Sebetulnya, masalah Mr. Harker lebih dari sekedar kesehatan fisik. Kesendiriannya, jauh dari anak dan cucunya kadang-kadang membuatnya stress. Ia benci saat asam lambungnya kambuh, yang disebutnya seperti mau mati.

Dokternya bilang hewan peliharaan bisa mengobati stres-nya. Ia tidak berpikir saran dokter itu bisa berguna. Pasalnya, ikan mas yang dipeliharanya sama sekali tidak membantunya—ia akhirnya memberikannya kepada Mary. Namun, memelihara British Shorthair terdengar keren, karena sepertinya ini sejenis kucing bangsawan. “Harganya pasti sangat mahal,” kata Mr. Harker, berpikir akan memamerkannya pada Jane nanti.

Jane adalah teman masa kecilnya yang tinggal ujung jalan bersama anak bungsu dan cucu laki-lakinya. Jane pernah menyukai Mr. Harker dulu sekali. Sayangnya, sering kali masalah-masalah kecil membuat keduanya bertengkar. Terakhir, ia bertengkar dengan Jane karena anjing pudel milik Jane berak di halaman rumputnya.

Kalau diingat-ingat, sebab musabab mereka berselisih bermula dari kesalah pahaman empat puluh tahun lalu ketika James Harker muda menikahi Rose, teman baik Jane. Harker yang menyukai Jane tidak pernah menyatakan cintanya, padahal Rose sering dibisiki Jane kalau Jane menyukai James. Jane bahkan pernah menulis surat untuk James. Dia menitip surat itu pada Rose. Ketika Rose menikah dengan James, Jane bersikap biasa saja dan menganggap James memang tidak menyukainya. Sampai suatu hari, kira-kira dua puluh empat atau dua puluh lima tahun lalu, James Harker mengatakannya pada Jane. Saat itu keduanya sedang berada di tengah pertengkaran anak-anak mereka yang sedang memperebutkan anak laki-laki yang sama di sekolah.

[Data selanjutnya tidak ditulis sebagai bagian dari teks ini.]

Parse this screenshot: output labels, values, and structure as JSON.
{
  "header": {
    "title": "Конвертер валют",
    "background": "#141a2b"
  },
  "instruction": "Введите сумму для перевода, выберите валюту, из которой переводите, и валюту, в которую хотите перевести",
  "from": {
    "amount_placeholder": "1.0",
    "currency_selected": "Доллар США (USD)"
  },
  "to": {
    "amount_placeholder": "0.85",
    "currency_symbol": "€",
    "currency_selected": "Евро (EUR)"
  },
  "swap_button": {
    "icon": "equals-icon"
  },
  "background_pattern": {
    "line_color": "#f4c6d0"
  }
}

“Putriku yang seharusnya berpacaran dengan bocah itu, James,” kata Jane.

“Putriku jauh lebih cantik dari anakmu,” balas Mr. Harker.

“Siapa yang mau dengan anak berpenampilan kuno?” tanya Jane tidak mau kalah. “Beruntung aku tidak menikahimu dulu.”

“Aku yang beruntung,” kata Mr. Harker. “Sejujurnya, aku menyesal pernah menyukaimu.”

“Tunggu. Apa? Kau pernah menyukaiku?

“Kenapa? Rose tidak memberitahumu?”

“Maksudmu?”

“Tidak. Lupakan saja.”

“Sial, James, padahal aku dulu juga menyukaimu. Kau tidak menerima suratku?”

“Surat apa?”

“Yang kuberikan pada Rose.”

“Jadi, kau menuduh Rose sengaja tidak memberikannya padaku?”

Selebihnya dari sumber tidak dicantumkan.